P(x<a) = P( (x-μ)/σ < (a-μ)/σ ) = P(z<b)
Where x,a are data from the original normal distribution, μ is the mean, σ is the STD and z,b are data in the Standard Normal Distribution.
There´s almost no tools to calculate probabilities in other normal distributions. My favorite tool to find probabilities in a Standard Normal Distribution is a chart (attached to this answer) that works like this:
P(x<c=a.bd)=(a.b , d)
Where "a.b" are the whole part and the first decimal of "c" and "d" the second decimal of "c", (a.b,d) are the coordinates of the result in the table, we will be using this to answer these questions. Notice the table only works with the probability under a value (P(z>b) is not directly shown by the chart)
A. We are asked for the minimum value needed to make an "A", in other words, which value "a" give us the following:
P(x>a)=0.10
Knowing that 10% of the students are above that grade "a"
What we are doing to solve it, as I said before, is to transfer information from a Standard Normal Distribution to the distribution we are talking about. We are going to look for a value "b" that gives us 0.10, and then we "normalize backwards".
P(x>b)=0.10
Thus the chart only works with probabilities UNDER a value, we need to use this property of probabilities to help us out:
P(x>b)=1 - P(x<b)=0.10
P(x<b)=0.9
And now, we are able to look "b" in the chart.
P(x<1.28)=0.8997
If we take b=1.285
P(x<1.285)≈0.9
Then
P(x>1.285)≈0.1
Now that we know the value that works in the Standard Normal Distribution, we "normalize backwards" as follows:
P(x<a) = P( (x-μ)/σ < (a-μ)/σ ) = P(z<b)
If we take b=(a+μ)/σ, then a=σb+μ.
a=6(1.285)+84
a=91.71
And because P(x<a)=P(z<b), we have P(x>a)=P(z>b), and our answer will be 91.71 because:
P(x>91.71) = 0.1
B. We use the same trick looking for a value in the Standard Normal Distribution that gives us the probability that we want and then we "normalize backwards"

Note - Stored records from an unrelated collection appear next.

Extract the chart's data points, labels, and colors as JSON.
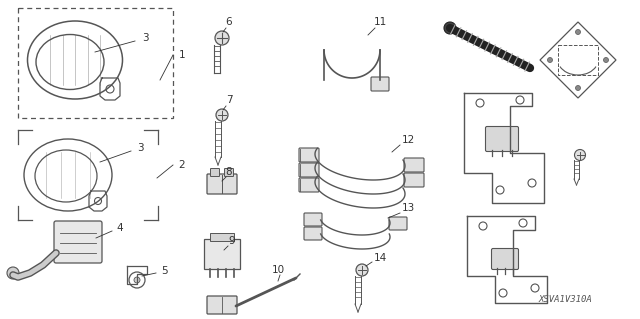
{
  "background_color": "#ffffff",
  "diagram_color": "#555555",
  "fig_width": 6.4,
  "fig_height": 3.19,
  "watermark": "XSVA1V310A"
}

The maximum score among the students who failed, would be the value that fills:
P(x<a)=0.025
because those who failed were the 2.5% and they were under the grade "a".
We look for a value that gives us:
P(z<b)=0.025 (in the Standard Normal Distribution)
P(z<-1.96)=0.025
And now, we do the same as before
a=bσ+μ
a=6(-1.96)+84
a=72.24
So, we conclude that the maximum grade is 72.24 because
P(x<72.24)=0.025
C. if 5 students did not pass the course, then (Total)2.5%=5
So we have:
2.5%⇒5
100%⇒?
?=5*100/2.5
?=200
There were 200 students taking that course